Absolute value functions are interesting because they express a particular kind of mathematical operation where any number is transformed into its non-negative form.
An absolute value function takes the absolute value of a number and essentially strips away any negative sign. For example, the absolute value of \(-3\) is \(3\).

The function given in the exercise, \(f(x)=\frac{1}{3}(3+|x|)\), incorporates this principle. This equation involves an absolute value operation on \(x\).

• For negative values of \(x\), such as \(-4\), the absolute value \(|x|\) becomes \(4\).
• For positive values, the absolute value is simply the number itself.

Understanding how absolute value works helps in solving and graphing this function as it influences the transformation and symmetry about the y-axis.

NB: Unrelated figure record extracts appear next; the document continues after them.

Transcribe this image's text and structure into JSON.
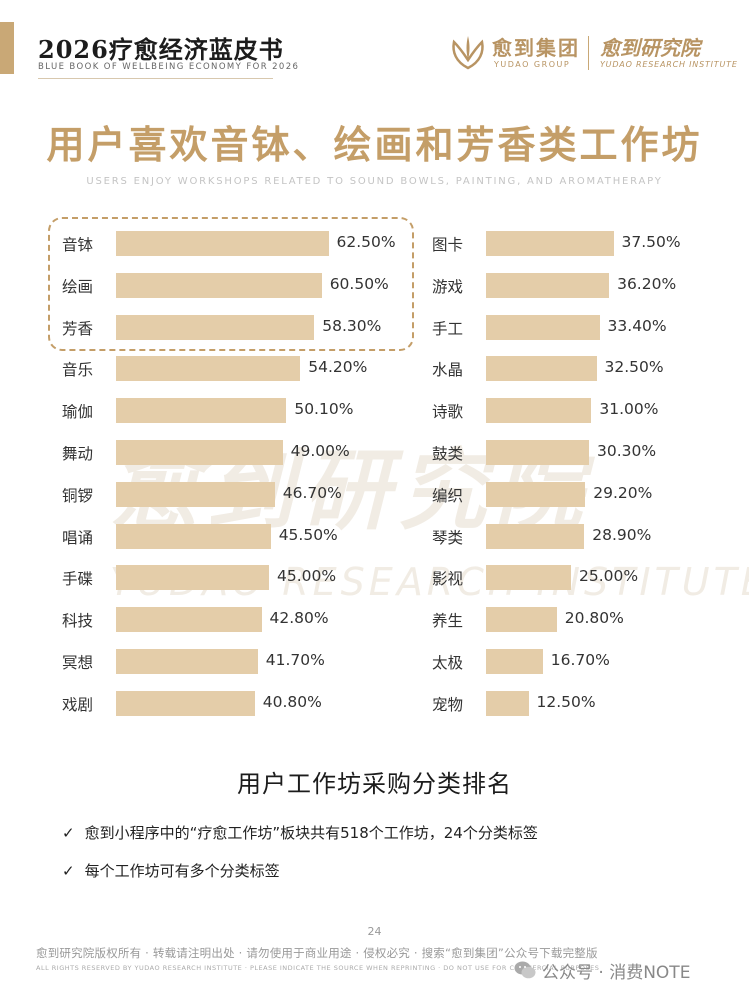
{
  "header": {
    "title": "2026疗愈经济蓝皮书",
    "subtitle": "BLUE BOOK OF WELLBEING ECONOMY FOR 2026",
    "logo_name": "愈到集团",
    "logo_en": "YUDAO GROUP",
    "logo_institute": "愈到研究院",
    "logo_institute_en": "YUDAO RESEARCH INSTITUTE",
    "accent_color": "#c9a876"
  },
  "main": {
    "title": "用户喜欢音钵、绘画和芳香类工作坊",
    "title_en": "USERS ENJOY WORKSHOPS RELATED TO SOUND BOWLS, PAINTING, AND AROMATHERAPY"
  },
  "watermark": {
    "cn": "愈到研究院",
    "en": "YUDAO RESEARCH INSTITUTE"
  },
  "chart_data": {
    "type": "bar",
    "orientation": "horizontal",
    "unit": "%",
    "bar_color": "#e4cda9",
    "highlight_border_color": "#c49e68",
    "highlighted": [
      "音钵",
      "绘画",
      "芳香"
    ],
    "title": "用户工作坊采购分类排名",
    "left": {
      "categories": [
        "音钵",
        "绘画",
        "芳香",
        "音乐",
        "瑜伽",
        "舞动",
        "铜锣",
        "唱诵",
        "手碟",
        "科技",
        "冥想",
        "戏剧"
      ],
      "values": [
        62.5,
        60.5,
        58.3,
        54.2,
        50.1,
        49.0,
        46.7,
        45.5,
        45.0,
        42.8,
        41.7,
        40.8
      ],
      "labels": [
        "62.50%",
        "60.50%",
        "58.30%",
        "54.20%",
        "50.10%",
        "49.00%",
        "46.70%",
        "45.50%",
        "45.00%",
        "42.80%",
        "41.70%",
        "40.80%"
      ]
    },
    "right": {
      "categories": [
        "图卡",
        "游戏",
        "手工",
        "水晶",
        "诗歌",
        "鼓类",
        "编织",
        "琴类",
        "影视",
        "养生",
        "太极",
        "宠物"
      ],
      "values": [
        37.5,
        36.2,
        33.4,
        32.5,
        31.0,
        30.3,
        29.2,
        28.9,
        25.0,
        20.8,
        16.7,
        12.5
      ],
      "labels": [
        "37.50%",
        "36.20%",
        "33.40%",
        "32.50%",
        "31.00%",
        "30.30%",
        "29.20%",
        "28.90%",
        "25.00%",
        "20.80%",
        "16.70%",
        "12.50%"
      ]
    }
  },
  "notes": [
    "愈到小程序中的“疗愈工作坊”板块共有518个工作坊，24个分类标签",
    "每个工作坊可有多个分类标签"
  ],
  "check_glyph": "✓",
  "footer": {
    "page": "24",
    "copyright": "愈到研究院版权所有 · 转载请注明出处 · 请勿使用于商业用途 · 侵权必究 · 搜索“愈到集团”公众号下载完整版",
    "copyright_en": "ALL RIGHTS RESERVED BY YUDAO RESEARCH INSTITUTE · PLEASE INDICATE THE SOURCE WHEN REPRINTING · DO NOT USE FOR COMMERCIAL PURPOSES",
    "wechat": "公众号 · 消费NOTE"
  }
}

Piecewise-defined functions are built from multiple expressions, each valid within certain intervals of the independent variable.
With the given function, \(f(x)=\frac{1}{3}(3+|x|)\), this means breaking the function into two segments.

Here is how the function divides:

• For \(x < 0\), the function becomes \(f(x)=\frac{1}{3}(3-x)\), because the absolute value turns negative values of \(x\) into positive ones.
• For \(x \geq 0\), the function remains \(f(x)=\frac{1}{3}(3+x)\).

This split creates a piecewise function that can be graphed using different rules on different parts of the x-axis.
The process of defining such functions involves considering which formula to use according to the value of \(x\). Keeping track of these sections can be crucial for accurate graphing and analysis.

Graph sketching is a method for visually representing functions to understand their behavior across different values of \(x\).
With the function \(f(x)=\frac{1}{3}(3+|x|)\), graph sketching involves plotting points to reveal its distinctive 'V' shape.

The steps include:

• Identify key points: For this function, the key point is \( (0, 1) \) where both pieces of the piecewise function meet.
• Determine slopes: The two pieces' linear equations will have different slopes:
  • For \(x < 0\), the slope is negative since \(f(x)=\frac{1}{3}(3-x)\).
  • For \(x \geq 0\), the slope is positive as \(f(x)=\frac{1}{3}(3+x)\).
• Draw the graph: Start by plotting the key point and draw lines according to the slopes for each interval. This reflects the symmetric nature of absolute value functions, resulting in a 'V' shape.

Sketching graphs step-by-step helps reveal properties like intercepts, slopes, and continuity of the function, providing a complete picture of its behavior.